Everything is really fast. With this photo, we are now virtually moving on the path of my last hike on the Italian Apennines. I already used this photo on my latest article series about maps with Django,
which you can read on my blog. But I want to briefly talk about the geographical extension of Postgres used by GeoDjango. Post.js is a Postgres extension, and it's also the best database backend for GeoDjango. It internally integrates spatial data
and adds spatial data types, indexes, and function. In this chart, I've synthesized the compatibility table of geographic backends supported by GeoDjango. In the GeoDjango official documentation, there are three compatibility tables,
one for spatial lookups, for database function, and for aggregate function. As you can see, Post.js is the only geographic backend that supports 100% of these features. If you are interested in using this feature,
you can read my article about it. I'll share the URL at the end of this talk. There are also many other Postgres-specific features that can be used directly in Django. For example, you can use a lot of indexes and aggregation function
that are only available in Postgres. You can also use the trigram extension to perform fast searching for similar string. There are also specific fields only available in Postgres, like range fields and case-insensitive text fields, and more.
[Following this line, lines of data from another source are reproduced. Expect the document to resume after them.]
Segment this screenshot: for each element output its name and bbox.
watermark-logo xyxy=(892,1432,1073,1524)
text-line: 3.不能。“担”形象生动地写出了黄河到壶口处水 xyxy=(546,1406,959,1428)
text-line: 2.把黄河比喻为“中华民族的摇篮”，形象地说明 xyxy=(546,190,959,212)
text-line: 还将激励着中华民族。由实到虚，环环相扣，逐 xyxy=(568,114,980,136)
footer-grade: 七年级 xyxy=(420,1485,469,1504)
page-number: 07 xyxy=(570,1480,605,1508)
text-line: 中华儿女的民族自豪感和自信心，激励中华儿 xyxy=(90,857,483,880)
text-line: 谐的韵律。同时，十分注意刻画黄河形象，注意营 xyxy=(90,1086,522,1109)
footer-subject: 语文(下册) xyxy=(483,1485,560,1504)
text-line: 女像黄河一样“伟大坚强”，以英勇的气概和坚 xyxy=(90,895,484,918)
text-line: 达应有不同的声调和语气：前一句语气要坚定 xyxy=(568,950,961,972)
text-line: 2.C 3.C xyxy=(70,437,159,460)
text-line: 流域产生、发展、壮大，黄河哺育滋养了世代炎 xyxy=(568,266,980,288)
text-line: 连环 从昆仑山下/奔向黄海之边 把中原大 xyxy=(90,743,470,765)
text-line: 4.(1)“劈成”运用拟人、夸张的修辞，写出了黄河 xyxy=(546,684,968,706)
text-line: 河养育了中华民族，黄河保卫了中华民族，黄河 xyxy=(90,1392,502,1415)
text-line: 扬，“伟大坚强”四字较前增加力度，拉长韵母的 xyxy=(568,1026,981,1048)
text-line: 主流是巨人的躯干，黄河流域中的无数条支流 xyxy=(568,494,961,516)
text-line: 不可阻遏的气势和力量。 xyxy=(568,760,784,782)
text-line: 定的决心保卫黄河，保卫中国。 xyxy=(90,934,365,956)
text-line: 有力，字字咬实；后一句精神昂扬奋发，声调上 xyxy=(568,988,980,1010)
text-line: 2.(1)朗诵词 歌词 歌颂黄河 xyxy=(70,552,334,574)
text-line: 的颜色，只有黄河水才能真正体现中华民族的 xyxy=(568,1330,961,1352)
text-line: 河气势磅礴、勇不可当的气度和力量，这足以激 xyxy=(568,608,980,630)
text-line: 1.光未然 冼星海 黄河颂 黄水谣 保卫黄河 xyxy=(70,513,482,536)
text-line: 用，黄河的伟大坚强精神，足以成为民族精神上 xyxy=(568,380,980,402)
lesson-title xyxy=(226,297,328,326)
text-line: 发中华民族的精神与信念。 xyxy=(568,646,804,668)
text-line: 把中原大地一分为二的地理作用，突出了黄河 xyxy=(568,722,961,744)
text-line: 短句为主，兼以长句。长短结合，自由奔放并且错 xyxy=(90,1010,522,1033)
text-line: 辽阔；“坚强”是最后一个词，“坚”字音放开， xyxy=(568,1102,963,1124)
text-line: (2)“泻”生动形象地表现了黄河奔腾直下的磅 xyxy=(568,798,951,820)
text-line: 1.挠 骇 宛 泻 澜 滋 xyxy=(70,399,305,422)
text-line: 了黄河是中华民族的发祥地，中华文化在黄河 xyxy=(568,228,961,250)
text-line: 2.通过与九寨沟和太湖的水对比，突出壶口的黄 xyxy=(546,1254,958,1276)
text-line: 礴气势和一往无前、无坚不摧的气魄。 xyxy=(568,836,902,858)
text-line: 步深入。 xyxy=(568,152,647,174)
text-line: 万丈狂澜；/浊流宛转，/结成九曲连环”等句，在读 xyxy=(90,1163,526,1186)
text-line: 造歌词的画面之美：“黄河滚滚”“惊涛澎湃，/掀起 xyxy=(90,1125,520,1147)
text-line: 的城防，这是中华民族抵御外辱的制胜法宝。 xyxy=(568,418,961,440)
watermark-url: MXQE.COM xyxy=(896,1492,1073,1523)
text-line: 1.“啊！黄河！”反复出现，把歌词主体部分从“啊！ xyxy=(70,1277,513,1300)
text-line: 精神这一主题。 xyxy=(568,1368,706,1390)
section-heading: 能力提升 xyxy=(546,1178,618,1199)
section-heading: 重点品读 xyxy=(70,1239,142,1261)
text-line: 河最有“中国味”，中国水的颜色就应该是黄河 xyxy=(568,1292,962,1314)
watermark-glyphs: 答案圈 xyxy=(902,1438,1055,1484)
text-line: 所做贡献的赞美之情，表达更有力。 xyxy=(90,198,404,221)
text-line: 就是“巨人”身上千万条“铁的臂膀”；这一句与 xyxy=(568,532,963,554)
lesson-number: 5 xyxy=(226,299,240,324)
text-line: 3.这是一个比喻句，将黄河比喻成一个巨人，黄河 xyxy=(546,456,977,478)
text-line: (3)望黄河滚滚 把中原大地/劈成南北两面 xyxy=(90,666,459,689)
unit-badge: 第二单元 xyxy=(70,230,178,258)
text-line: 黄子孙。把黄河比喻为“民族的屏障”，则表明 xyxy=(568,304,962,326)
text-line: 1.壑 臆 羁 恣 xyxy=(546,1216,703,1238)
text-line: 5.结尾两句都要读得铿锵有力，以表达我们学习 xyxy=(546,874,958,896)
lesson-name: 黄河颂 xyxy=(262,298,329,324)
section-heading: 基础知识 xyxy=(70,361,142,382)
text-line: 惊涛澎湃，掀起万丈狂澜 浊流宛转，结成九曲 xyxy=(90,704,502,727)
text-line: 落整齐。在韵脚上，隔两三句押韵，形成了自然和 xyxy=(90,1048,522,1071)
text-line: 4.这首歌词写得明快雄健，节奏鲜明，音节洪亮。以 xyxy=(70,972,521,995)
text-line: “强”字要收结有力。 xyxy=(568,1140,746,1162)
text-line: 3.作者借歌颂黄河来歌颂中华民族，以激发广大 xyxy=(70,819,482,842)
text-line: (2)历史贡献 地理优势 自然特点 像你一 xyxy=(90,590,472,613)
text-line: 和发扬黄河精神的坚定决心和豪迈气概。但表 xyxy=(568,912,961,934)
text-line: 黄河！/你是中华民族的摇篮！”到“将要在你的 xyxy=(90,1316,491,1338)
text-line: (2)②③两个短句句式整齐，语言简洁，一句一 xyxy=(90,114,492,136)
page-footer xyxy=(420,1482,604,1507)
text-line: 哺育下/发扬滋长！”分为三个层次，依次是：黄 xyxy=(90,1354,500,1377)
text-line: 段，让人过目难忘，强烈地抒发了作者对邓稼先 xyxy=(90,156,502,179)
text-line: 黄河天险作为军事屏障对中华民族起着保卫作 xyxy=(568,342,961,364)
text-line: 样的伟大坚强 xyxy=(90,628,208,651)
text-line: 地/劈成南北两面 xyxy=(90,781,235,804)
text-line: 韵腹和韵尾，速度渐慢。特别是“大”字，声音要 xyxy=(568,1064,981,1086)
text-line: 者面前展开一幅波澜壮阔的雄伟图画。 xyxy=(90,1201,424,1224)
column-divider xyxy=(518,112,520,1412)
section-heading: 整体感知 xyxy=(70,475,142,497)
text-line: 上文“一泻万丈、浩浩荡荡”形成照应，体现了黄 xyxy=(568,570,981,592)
Before saying goodbye, I want to share with you some tips. Based on my experience as a Postgres user with Django. The first one is to read the documentation in the Django website, because it's full of information about the Postgres module features. After that, read the details about this feature
in the Postgres website, because it helps you to understand how things work under the hood. Read also the source code of both projects on GitHub, because there is something you can learn only from the source code.
And at the end, search for questions on Stack Overflow, but try to answer questions by yourself instead of reading the answer. Last but not least, you can also study this talk, because it is released with the Creative Commons, with a Creative Commons license.
The Pyscho PG3 library is under active development, and you can use this contact to learn more about it, get involved, and also sponsor its development. The company I work for, 20tab, is one of the sponsors of this library. In 20tab, we have developed many Django projects
using Postgres. You can find out more about our open-source project and our Patonic work using these contacts. And finally, to find out more about my personal work with Django and Postgres, you can use all these my contacts. With this QR code, you can download directly
this presentation on my website. Thanks again for having me, and join the next talk in the conference. Ciao tutti. Thank you a lot, Paolo. It was a really informative and well-structured talk.
Yeah, one question. Yeah, so let me read it out for you. Can you please share the link to what you mentioned about Postgres? Yes, in the talk, on my website, you can find the link
to the official documentation in Django, where there is all the graphic, the table for support of a feature in Django backend and about Postgres. All right.
We are actually having a few more minutes, so if anybody has a question, please put it on the channel, metric channel, else Paolo will be happy to answer the questions in the breakout knee room. Yes, of course. Yeah, we're having a few people typing. Let's wait for a minute or two.
Yes, I'll share also the link to my talk in the chat, so if someone is interested, can read directly without using the QR code I shared before, so it's easier. Yeah, all right.
I think we are good. So thanks again, Paolo, for joining and sharing your knowledge. It was really a pleasure listening to you. Thanks for having me.
Yep, thanks. If anybody has any more questions, please feel free to reach out to Paolo over the breakout knee room. Yep, thanks. Bye. Bye.